The net proceeds from the Share Offer were approximately HK$95.0 million (after deducting listing expenses). In line with the future plans and the proceeds as set out in the Prospectus, the Group plans to allocate the net proceeds for the purposes as outlined below.

Approximate
Percentage of
the Total Net
Purposes S$ million Proceeds
Acquisition of a Singapore-based air-conditioning and mechanical ventilation
contractor which is registered under the workhead of ME01 (air-conditioning,
refrigeration and ventilation works) with at least “L4” grade 40.6 42.7%
Strengthening our manpower by recruiting additional staff 14.5 15.3%
Expanding our premises for our various operational needs 10.4 10.9%
Financing our upfront costs and working capital requirements at the early stage of
carrying out our electrical engineering projects 9.5 10.0%
Financing the acquisition of additional machinery and equipment 8.0 8.4%
Purchasing a building information modeling software together with certain
ancillary supporting hardware device and upgrading our enterprise resource
planning system 5.1 5.4%
Financing the acquisition of additional lorries 1.6 1.7%
Reserved as our general working capital 5.3 5.6%

27

As the Company’s shares were listed on 5 July 2019, the Company did not have any listing proceeds to deploy as at 30 June 2019.

EVENTS AFTER THE REPORTING PERIOD

Subsequent to 30 June 2019, the following significant events took place:

  • (i) On 5 July 2019, a total of 749,970,000 new shares of the Company were allotted and issued, credited as fully paid at par, to the sole shareholder by way of capitalisation of a sum of HK$7,499,700 standing to the credit of the share premium account of the Company, and that such shares rank pari passu in all respects with all the then existing issued shares of the Company.
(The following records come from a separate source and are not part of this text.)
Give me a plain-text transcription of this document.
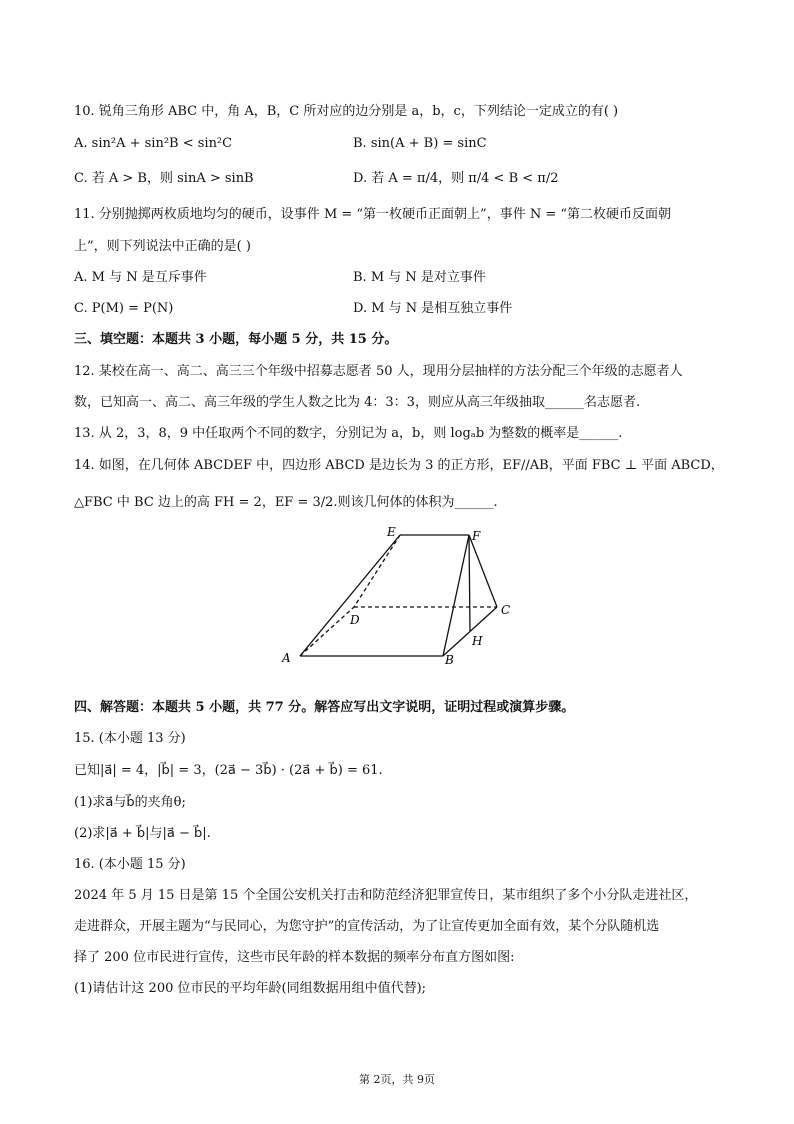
10. 锐角三角形 ABC 中，角 A，B，C 所对应的边分别是 a，b，c，下列结论一定成立的有( )
A. sin²A + sin²B < sin²C	B. sin(A + B) = sinC
C. 若 A > B，则 sinA > sinB	D. 若 A = π/4，则 π/4 < B < π/2
11. 分别抛掷两枚质地均匀的硬币，设事件 M = “第一枚硬币正面朝上”，事件 N = “第二枚硬币反面朝
上”，则下列说法中正确的是( )
A. M 与 N 是互斥事件	B. M 与 N 是对立事件
C. P(M) = P(N)	D. M 与 N 是相互独立事件
三、填空题：本题共 3 小题，每小题 5 分，共 15 分。
12. 某校在高一、高二、高三三个年级中招募志愿者 50 人，现用分层抽样的方法分配三个年级的志愿者人
数，已知高一、高二、高三年级的学生人数之比为 4：3：3，则应从高三年级抽取______名志愿者.
13. 从 2，3，8，9 中任取两个不同的数字，分别记为 a，b，则 logₐb 为整数的概率是______.
14. 如图，在几何体 ABCDEF 中，四边形 ABCD 是边长为 3 的正方形，EF//AB，平面 FBC ⊥ 平面 ABCD，
△FBC 中 BC 边上的高 FH = 2，EF = 3/2.则该几何体的体积为______.
A	B
C
D
E	F
H
四、解答题：本题共 5 小题，共 77 分。解答应写出文字说明，证明过程或演算步骤。
15. (本小题 13 分)
已知|a⃗| = 4，|b⃗| = 3，(2a⃗ − 3b⃗) · (2a⃗ + b⃗) = 61.
(1)求a⃗与b⃗的夹角θ;
(2)求|a⃗ + b⃗|与|a⃗ − b⃗|.
16. (本小题 15 分)
2024 年 5 月 15 日是第 15 个全国公安机关打击和防范经济犯罪宣传日，某市组织了多个小分队走进社区，
走进群众，开展主题为“与民同心，为您守护”的宣传活动，为了让宣传更加全面有效，某个分队随机选
择了 200 位市民进行宣传，这些市民年龄的样本数据的频率分布直方图如图:
(1)请估计这 200 位市民的平均年龄(同组数据用组中值代替);
第 2页，共 9页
  • (ii) On 5 July 2019, 250,000,000 new ordinary shares with a par value of HK$0.01 each of the Company were issued at a price of HK$0.50 by way of public offering. On the same date, the Company’s shares were listed on the Main Board of the Stock Exchange.

CORPORATE GOVERNANCE

The Company has complied with the code provisions as set out in the Corporate Governance Code in Appendix 14 to the Rules Governing the Listing of Securities on The Stock Exchange of Hong Kong Limited (the “ Stock Exchange ”) since the listing of the shares of the Company on the Stock Exchange on 5 July 2019 (the “ Listing Date ”) and up to the date of this announcement.

PURCHASE, SALE OR REDEMPTION OF THE LISTED SECURITIES OF THE COMPANY

Neither the Company nor any of its subsidiaries purchased, sold or redeemed any of the Company’s listed securities since the Listing Date.

AUDIT COMMITTEE

The audit committee (the “ Audit Committee ”) of the Company has reviewed the Group’s audited financial results for the year ended 30 June 2019 and discussed with the management and the auditor of the Company on the accounting principles and practices adopted by the Group with no disagreement by the Audit Committee.

By Order of the Board Khoon Group Limited Ang Jui Khoon Chairman and Executive Director

Hong Kong, 27 September 2019

As at the date of this announcement, the Board comprises Mr. Ang Jui Khoon, Mr. Ang Kok Kwang (Hong Guoguang) and Mr. Ang Yong Kwang (Hong Yongquan) as the executive Directors, and Ms. Tan Pei Fung, Mr. Yeo Kwang Maccann and Mr. Hon Chin Kheong (Han Zhenqiang) as the independent non-executive Directors.